Dr. John A. Davitt, 81, credited with leading Glendale Community College through a substantial period of growth in student enrollment and campus infrastructure during his 21-year tenure as superintendent and president – the longest of any sitting community college president – passed away on Saturday morning after a long battle with Parkinson’s disease, college officials reported on Monday.
Davitt began his career at GCC as a history professor in 1968 and became superintendent/president in 1985. He retired in 2006.

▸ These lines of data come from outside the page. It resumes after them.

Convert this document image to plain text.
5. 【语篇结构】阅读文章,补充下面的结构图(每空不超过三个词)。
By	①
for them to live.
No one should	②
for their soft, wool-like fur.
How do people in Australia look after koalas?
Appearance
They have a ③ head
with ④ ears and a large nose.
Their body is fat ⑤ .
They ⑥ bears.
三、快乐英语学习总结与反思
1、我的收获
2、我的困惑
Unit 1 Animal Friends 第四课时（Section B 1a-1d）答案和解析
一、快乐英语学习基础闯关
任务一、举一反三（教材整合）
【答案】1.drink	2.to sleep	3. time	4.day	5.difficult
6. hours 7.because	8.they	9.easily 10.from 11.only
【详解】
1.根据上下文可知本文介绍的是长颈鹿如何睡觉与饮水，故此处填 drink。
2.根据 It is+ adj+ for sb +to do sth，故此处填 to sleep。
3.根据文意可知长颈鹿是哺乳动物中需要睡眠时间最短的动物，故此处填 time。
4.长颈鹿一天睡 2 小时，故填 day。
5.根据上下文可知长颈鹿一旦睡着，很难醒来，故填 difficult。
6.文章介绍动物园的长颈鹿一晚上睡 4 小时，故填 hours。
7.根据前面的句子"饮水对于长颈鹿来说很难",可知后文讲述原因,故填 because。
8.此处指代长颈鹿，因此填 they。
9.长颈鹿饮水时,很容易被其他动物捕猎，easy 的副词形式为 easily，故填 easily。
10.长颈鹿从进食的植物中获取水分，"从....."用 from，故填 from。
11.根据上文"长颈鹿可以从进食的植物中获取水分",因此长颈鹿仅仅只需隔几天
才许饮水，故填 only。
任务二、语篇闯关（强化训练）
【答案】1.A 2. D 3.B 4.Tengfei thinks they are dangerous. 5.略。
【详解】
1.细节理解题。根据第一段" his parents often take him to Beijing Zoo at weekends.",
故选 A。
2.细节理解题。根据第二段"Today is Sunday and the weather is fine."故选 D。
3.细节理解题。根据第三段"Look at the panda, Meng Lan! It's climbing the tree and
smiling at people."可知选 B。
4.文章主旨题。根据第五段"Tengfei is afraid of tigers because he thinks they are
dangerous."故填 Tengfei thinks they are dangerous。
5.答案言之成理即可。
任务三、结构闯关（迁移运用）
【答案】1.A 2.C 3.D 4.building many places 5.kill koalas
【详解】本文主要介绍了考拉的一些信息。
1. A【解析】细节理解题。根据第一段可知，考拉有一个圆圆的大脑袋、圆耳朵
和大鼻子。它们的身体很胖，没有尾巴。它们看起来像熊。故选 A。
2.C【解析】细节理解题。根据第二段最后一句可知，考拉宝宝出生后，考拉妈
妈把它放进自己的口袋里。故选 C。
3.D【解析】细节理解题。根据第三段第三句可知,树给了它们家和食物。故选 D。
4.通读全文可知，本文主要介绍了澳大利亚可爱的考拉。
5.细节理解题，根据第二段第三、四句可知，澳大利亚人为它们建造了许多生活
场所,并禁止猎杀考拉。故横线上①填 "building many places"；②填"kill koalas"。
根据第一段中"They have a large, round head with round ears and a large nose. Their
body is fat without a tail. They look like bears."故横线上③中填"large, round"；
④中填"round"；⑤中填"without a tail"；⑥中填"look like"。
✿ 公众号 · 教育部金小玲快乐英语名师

The John A. Davitt Administration building, where the superintendent/ president’s office is located, is named in his honor.
“Glendale Community College today is a reflection of his 38 years of service as professor, dean, vice president and superintendent/president,” wrote incumbent Superintendent/President Dr. David Viar in a letter to GCC faculty and staff.
Davitt was instrumental in overseeing upward of $87 million worth of capital improvement on the campus. The cornerstone of those developments was the $1 million Larry and Ralph Cimmarusti gift, the largest gift to a community college at the time.
The gift paved the way for construction of the Cimmarusti Science Center, a NASA/JPL science education center, which houses the college’s state-of-the-art planetarium.
The gift, Davitt told the Los Angeles Times in 1999, will “improve teaching of science for the entire region. A million dollars, to be honest, for a four-year university is not that big a deal. But for us it is.”
In 2001, Davitt worked to pass Measure G, which raised $98 million for improvements to the college, including refurbishment of the college’s Garfield Campus and construction of new parking facilities to accommodate the college’s increased enrollment that, during Davitt’s tenure, rose from 10,000 to roughly 25,000 students.
Measure G improvement projects continue today, with a lab and college services building slated to open in fall 2015.
GCC Garfield Campus evening administrator Ali Kobaissi remembered Davitt as the professor who encouraged him to pursue a career in administration.
“He was all about educating the people around him,” Kobaissi said.
Kobaissi credited Davitt with helping to develop the Garfield campus from just a collection of bungalows to a modern building.
“He took a lot of pride in that campus, Kobaissi said. “He was the perfect president for a community college because he helped the community.”
Kobaissi’s brother, Nidal, a GCC alumnus and former GCC police captain, recalled Davitt being uncharacteristically nervous when then-President Bill Clinton visited the college in June 1996. At the time, Davitt was recovering from an accident he had experienced while pursuing his lifelong passion – riding his Harley Davidson motorcycle.
“He told me [President Clinton’s visit] was the biggest thing to happen +to GCC,” Nidal said. “[Davitt] thought he was going to trip and fall and what it was going to do for the college if he did.”
For Nidal, that is Davitt’s legacy – always thinking about what’s best for the college.
Services for Davitt will be at 10:30 a.m. on Saturday at St. Bede the Venerable Church, 215 Foothill Blvd. in La Cañada. A reception at Oakmont Country Club, at 3100 Country Club Drive in Glendale, will follow.